A lesson can be drawn from large design firms that have become effective with functional silos - they make sure they communicate the options they're considering and the trade-offs between them, so others throughout the company can share relevant factors.
Mehl advises preparing constructive statements ahead of time before heading into any confrontational discussion. Doing this will help you stay focused and minimize incoherent or incomplete explanations. Preparing also sends the signal that you're invested in doing the right thing. It demonstrates good will.
Separate the person you're in conflict with from that problem.

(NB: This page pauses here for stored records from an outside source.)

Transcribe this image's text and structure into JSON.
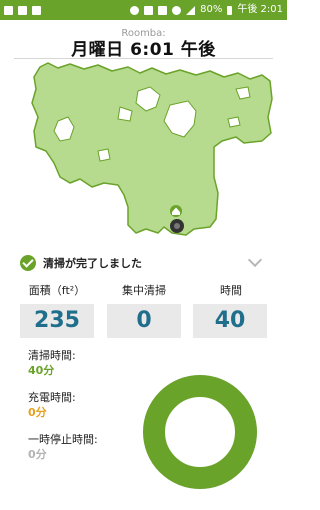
{
  "status_bar": {
    "battery": "80%",
    "time": "午後 2:01"
  },
  "header": {
    "device_name": "Roomba:",
    "title": "月曜日 6:01 午後"
  },
  "map": {
    "icons": [
      "home-icon",
      "robot-icon"
    ],
    "colors": {
      "floor": "#b6da8e",
      "edge": "#6aa32a",
      "robot": "#333333"
    }
  },
  "summary": {
    "status": "清掃が完了しました",
    "stats": [
      {
        "label": "面積（ft²）",
        "value": "235"
      },
      {
        "label": "集中清掃",
        "value": "0"
      },
      {
        "label": "時間",
        "value": "40"
      }
    ],
    "metrics": [
      {
        "label": "清掃時間:",
        "value": "40分"
      },
      {
        "label": "充電時間:",
        "value": "0分"
      },
      {
        "label": "一時停止時間:",
        "value": "0分"
      }
    ],
    "donut": {
      "cleaning_fraction": 1.0,
      "color": "#6aa32a"
    }
  }
}
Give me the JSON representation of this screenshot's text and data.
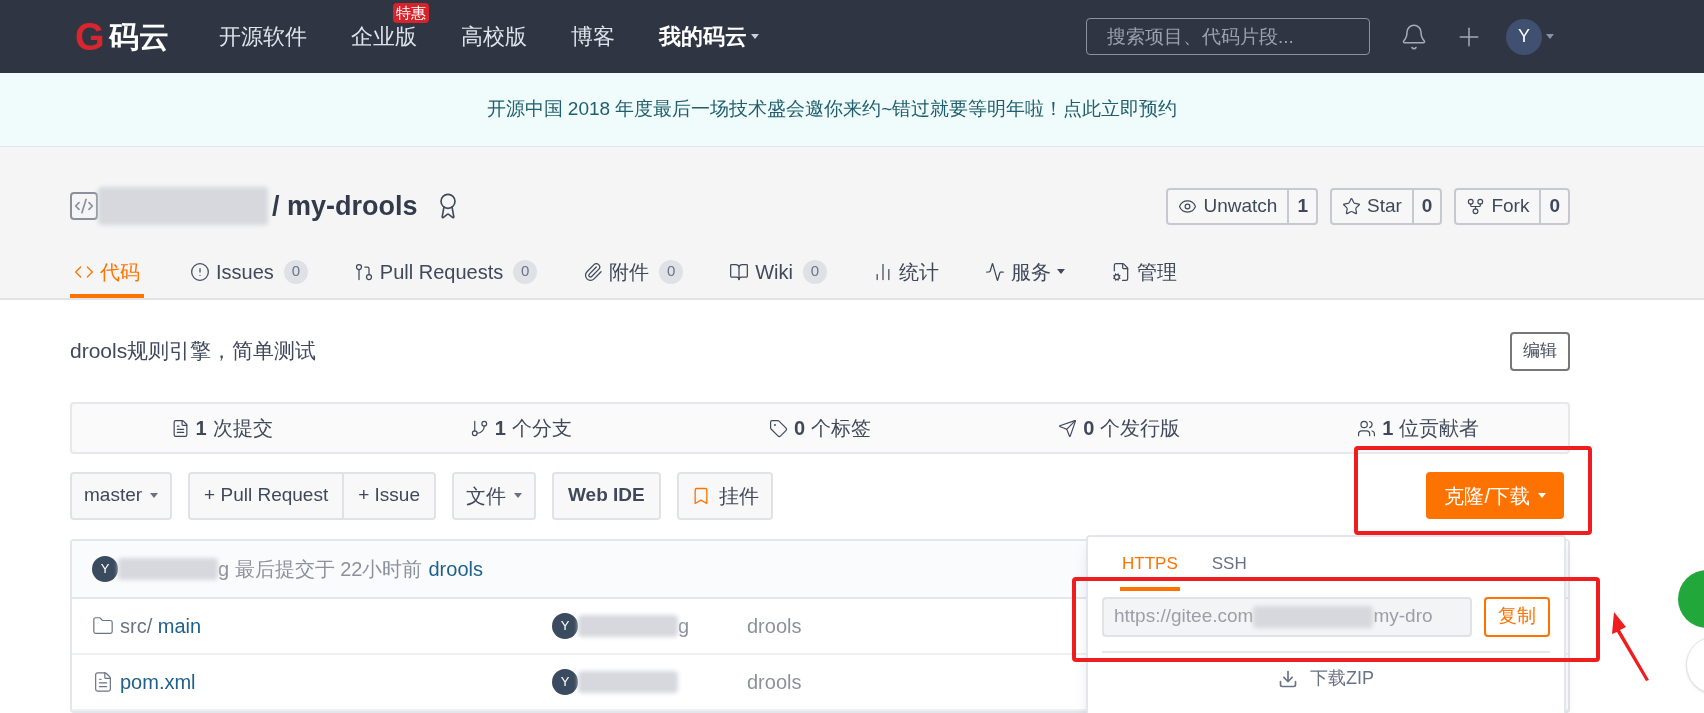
{
  "nav": {
    "logo_mark": "G",
    "logo_text": "码云",
    "items": [
      {
        "label": "开源软件",
        "selected": false,
        "dropdown": false
      },
      {
        "label": "企业版",
        "selected": false,
        "dropdown": false,
        "badge": "特惠"
      },
      {
        "label": "高校版",
        "selected": false,
        "dropdown": false
      },
      {
        "label": "博客",
        "selected": false,
        "dropdown": false
      },
      {
        "label": "我的码云",
        "selected": true,
        "dropdown": true
      }
    ],
    "search": {
      "placeholder": "搜索项目、代码片段..."
    },
    "avatar": "Y"
  },
  "banner": {
    "text": "开源中国 2018 年度最后一场技术盛会邀你来约~错过就要等明年啦！点此立即预约"
  },
  "repo": {
    "name": "/ my-drools",
    "actions": [
      {
        "label": "Unwatch",
        "count": "1"
      },
      {
        "label": "Star",
        "count": "0"
      },
      {
        "label": "Fork",
        "count": "0"
      }
    ]
  },
  "tabs": [
    {
      "label": "代码",
      "selected": true,
      "dropdown": false
    },
    {
      "label": "Issues",
      "count": "0",
      "selected": false,
      "dropdown": false
    },
    {
      "label": "Pull Requests",
      "count": "0",
      "selected": false,
      "dropdown": false
    },
    {
      "label": "附件",
      "count": "0",
      "selected": false,
      "dropdown": false
    },
    {
      "label": "Wiki",
      "count": "0",
      "selected": false,
      "dropdown": false
    },
    {
      "label": "统计",
      "selected": false,
      "dropdown": false
    },
    {
      "label": "服务",
      "selected": false,
      "dropdown": true
    },
    {
      "label": "管理",
      "selected": false,
      "dropdown": false
    }
  ],
  "description": "drools规则引擎，简单测试",
  "edit_button": "编辑",
  "stats": [
    {
      "count": "1",
      "label": "次提交"
    },
    {
      "count": "1",
      "label": "个分支"
    },
    {
      "count": "0",
      "label": "个标签"
    },
    {
      "count": "0",
      "label": "个发行版"
    },
    {
      "count": "1",
      "label": "位贡献者"
    }
  ],
  "toolbar": {
    "branch": "master",
    "pull_request": "+ Pull Request",
    "issue": "+ Issue",
    "file": "文件",
    "web_ide": "Web IDE",
    "widget": "挂件",
    "clone": "克隆/下载"
  },
  "files": {
    "commit": {
      "avatar": "Y",
      "author_tail": "g",
      "info": "最后提交于 22小时前",
      "message": "drools"
    },
    "rows": [
      {
        "kind": "folder",
        "prefix": "src/ ",
        "name": "main",
        "avatar": "Y",
        "author_tail": "g",
        "message": "drools"
      },
      {
        "kind": "file",
        "name": "pom.xml",
        "avatar": "Y",
        "message": "drools"
      }
    ]
  },
  "clone_panel": {
    "tabs": [
      {
        "label": "HTTPS",
        "selected": true
      },
      {
        "label": "SSH",
        "selected": false
      }
    ],
    "url_start": "https://gitee.com",
    "url_end": "my-dro",
    "copy": "复制",
    "download": "下载ZIP"
  }
}
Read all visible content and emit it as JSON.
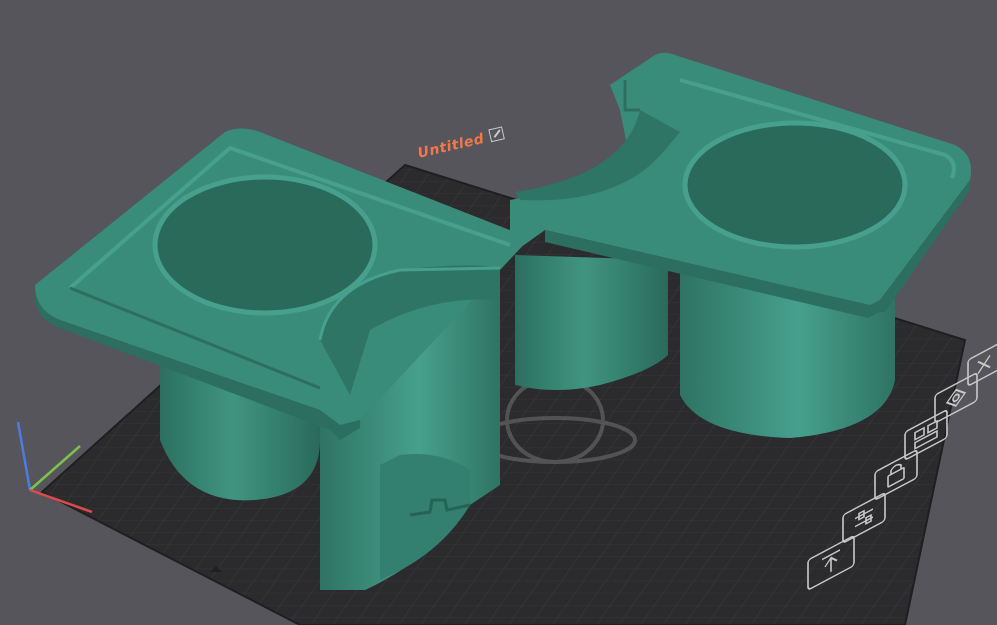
{
  "plate": {
    "label": "Untitled"
  },
  "colors": {
    "background": "#55555b",
    "bed": "#2b2b2e",
    "model": "#3a8c7a",
    "model_highlight": "#46a08d",
    "model_shadow": "#2c6f60",
    "label_accent": "#f2784b",
    "toolbar_icon": "#c9c9c9",
    "axis_x": "#e04a4a",
    "axis_y": "#7dc24a",
    "axis_z": "#4a7de0"
  },
  "plate_toolbar": [
    {
      "id": "close",
      "icon": "close-icon"
    },
    {
      "id": "orient",
      "icon": "auto-orient-icon"
    },
    {
      "id": "arrange",
      "icon": "arrange-icon"
    },
    {
      "id": "lock",
      "icon": "lock-icon"
    },
    {
      "id": "settings",
      "icon": "plate-settings-icon"
    },
    {
      "id": "pick",
      "icon": "pick-icon"
    }
  ]
}
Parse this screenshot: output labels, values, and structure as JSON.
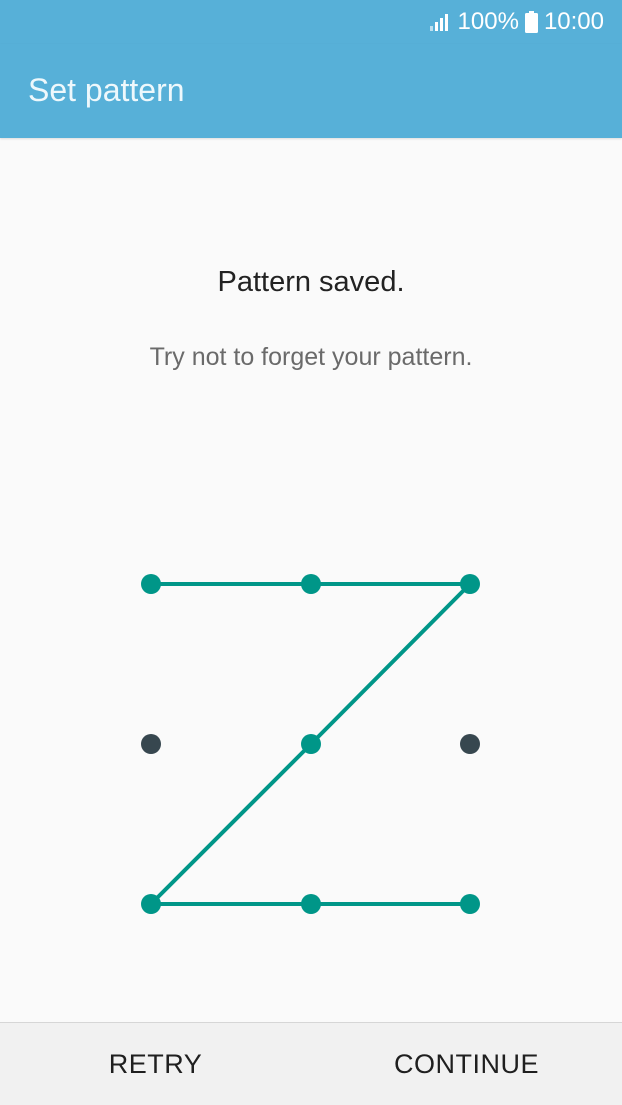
{
  "status_bar": {
    "battery": "100%",
    "time": "10:00",
    "icons": [
      "signal-icon",
      "battery-icon"
    ]
  },
  "app_bar": {
    "title": "Set pattern"
  },
  "message": {
    "heading": "Pattern saved.",
    "subtext": "Try not to forget your pattern."
  },
  "pattern": {
    "grid": "3x3",
    "selected_sequence": [
      1,
      2,
      3,
      5,
      7,
      8,
      9
    ],
    "unselected_dots": [
      4,
      6
    ]
  },
  "bottom_bar": {
    "retry_label": "RETRY",
    "continue_label": "CONTINUE"
  },
  "colors": {
    "app_bar": "#57b0d8",
    "pattern_line": "#009688",
    "dot_inactive": "#37474f",
    "background": "#fafafa"
  }
}
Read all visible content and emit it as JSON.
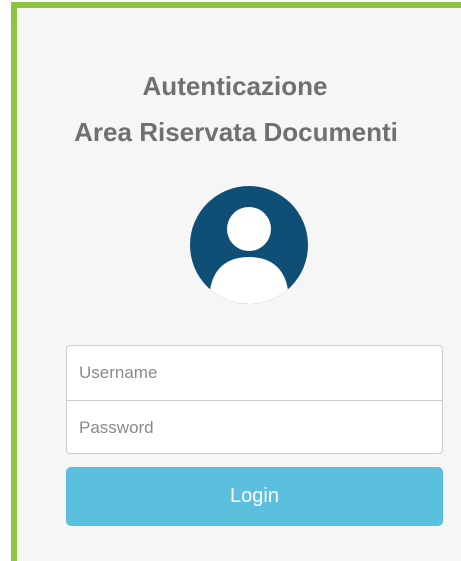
{
  "header": {
    "title_line1": "Autenticazione",
    "title_line2": "Area Riservata Documenti"
  },
  "avatar": {
    "icon": "user-avatar-icon",
    "color": "#0f4f76"
  },
  "form": {
    "username_placeholder": "Username",
    "username_value": "",
    "password_placeholder": "Password",
    "password_value": "",
    "login_label": "Login",
    "login_color": "#5bc0de"
  },
  "accent_color": "#8cc63f"
}
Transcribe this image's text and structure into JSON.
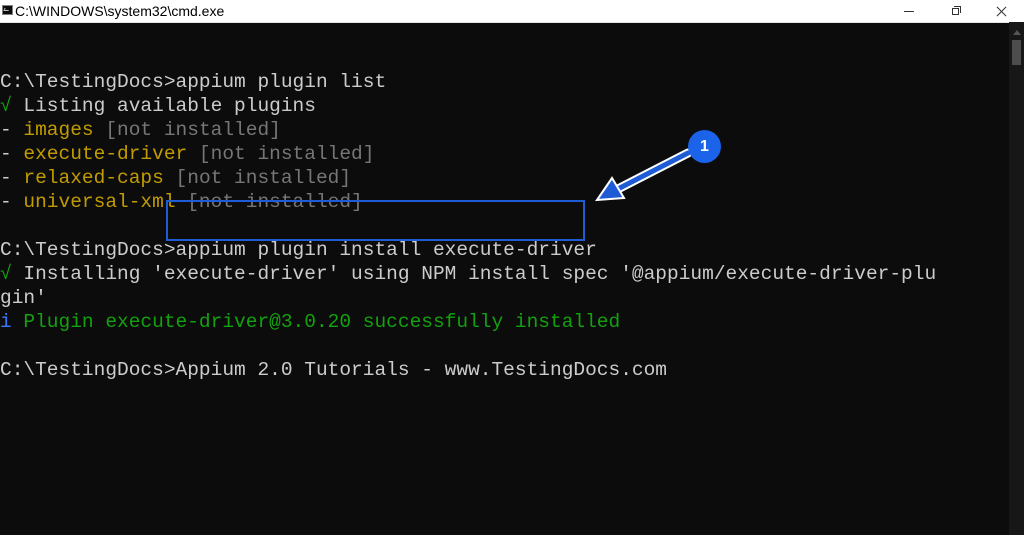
{
  "window": {
    "title": "C:\\WINDOWS\\system32\\cmd.exe",
    "icon": "console-icon",
    "buttons": [
      "minimize-icon",
      "maximize-icon",
      "close-icon"
    ]
  },
  "console": {
    "lines": [
      [
        {
          "t": "",
          "c": ""
        }
      ],
      [
        {
          "t": "C:\\TestingDocs>appium plugin list",
          "c": ""
        }
      ],
      [
        {
          "t": "√",
          "c": "ok"
        },
        {
          "t": " Listing available plugins",
          "c": ""
        }
      ],
      [
        {
          "t": "- ",
          "c": ""
        },
        {
          "t": "images",
          "c": "name"
        },
        {
          "t": " [not installed]",
          "c": "dim"
        }
      ],
      [
        {
          "t": "- ",
          "c": ""
        },
        {
          "t": "execute-driver",
          "c": "name"
        },
        {
          "t": " [not installed]",
          "c": "dim"
        }
      ],
      [
        {
          "t": "- ",
          "c": ""
        },
        {
          "t": "relaxed-caps",
          "c": "name"
        },
        {
          "t": " [not installed]",
          "c": "dim"
        }
      ],
      [
        {
          "t": "- ",
          "c": ""
        },
        {
          "t": "universal-xml",
          "c": "name"
        },
        {
          "t": " [not installed]",
          "c": "dim"
        }
      ],
      [
        {
          "t": "",
          "c": ""
        }
      ],
      [
        {
          "t": "C:\\TestingDocs>appium plugin install execute-driver",
          "c": ""
        }
      ],
      [
        {
          "t": "√",
          "c": "ok"
        },
        {
          "t": " Installing 'execute-driver' using NPM install spec '@appium/execute-driver-plu",
          "c": ""
        }
      ],
      [
        {
          "t": "gin'",
          "c": ""
        }
      ],
      [
        {
          "t": "i",
          "c": "info"
        },
        {
          "t": " Plugin execute-driver@3.0.20 successfully installed",
          "c": "success"
        }
      ],
      [
        {
          "t": "",
          "c": ""
        }
      ],
      [
        {
          "t": "C:\\TestingDocs>Appium 2.0 Tutorials - www.TestingDocs.com",
          "c": ""
        }
      ]
    ]
  },
  "annotation": {
    "badge_label": "1",
    "color": "#1e5cd6"
  },
  "colors": {
    "background": "#0c0c0c",
    "text": "#cccccc",
    "success_green": "#13a10e",
    "plugin_yellow": "#c19c00",
    "muted_gray": "#767676",
    "info_blue": "#3b78ff"
  }
}
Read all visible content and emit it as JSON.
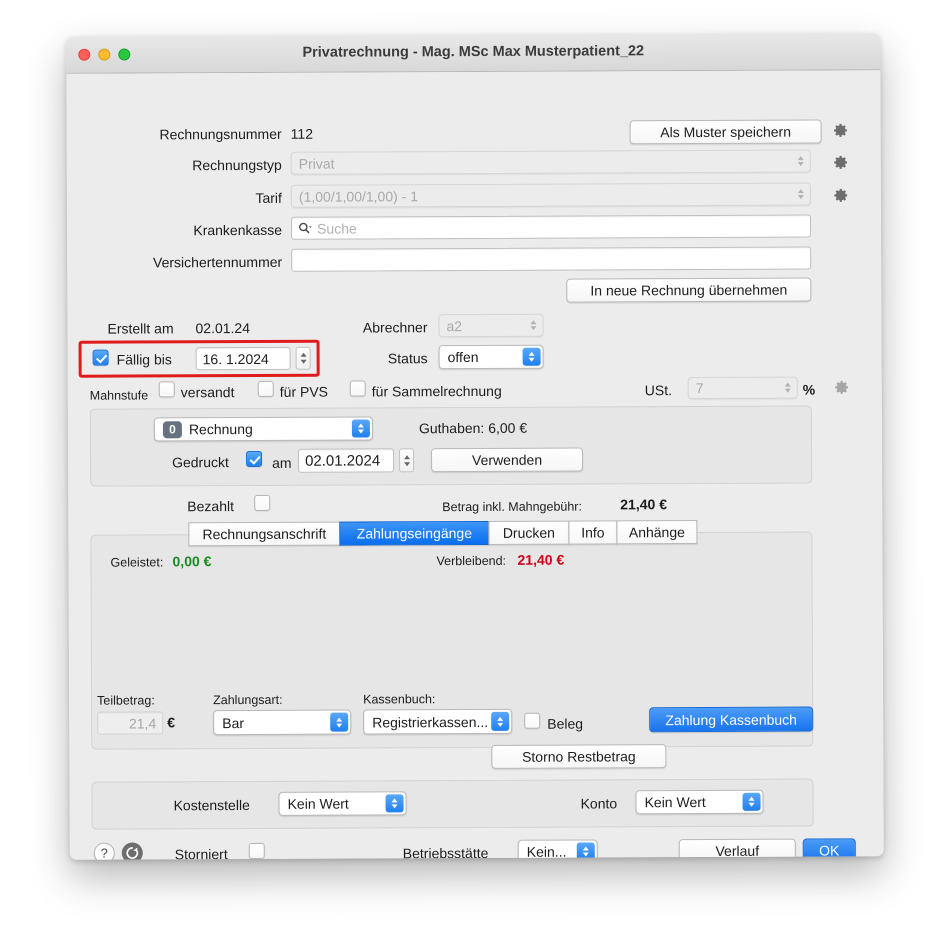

The post shares a few in-depth explanations of how to do this well, but it basically means assuming positive intent from the other person, respecting their time and sovereignty, sharing your feelings and needs, separating those from the outcome you'd like - and offering constructive suggestions.
They also share techniques for when team communication breaks down.
"It's incredibly helpful to talk about the early days — the inside jokes, the long nights, what brought everyone together in the first place."
"It's like a game of tennis — the longer you keep the ball in play, the more you learn from each other." And, just as tennis players are happy winning best out of three or five sets, colleagues may need to go multiple rounds before a solution is reached.
If you're a startup founder, you probably have a big ego and a strong sense of direction. If you're co-founders, its' communication skills and empathy with your partners that'll manifest the multipliers between you.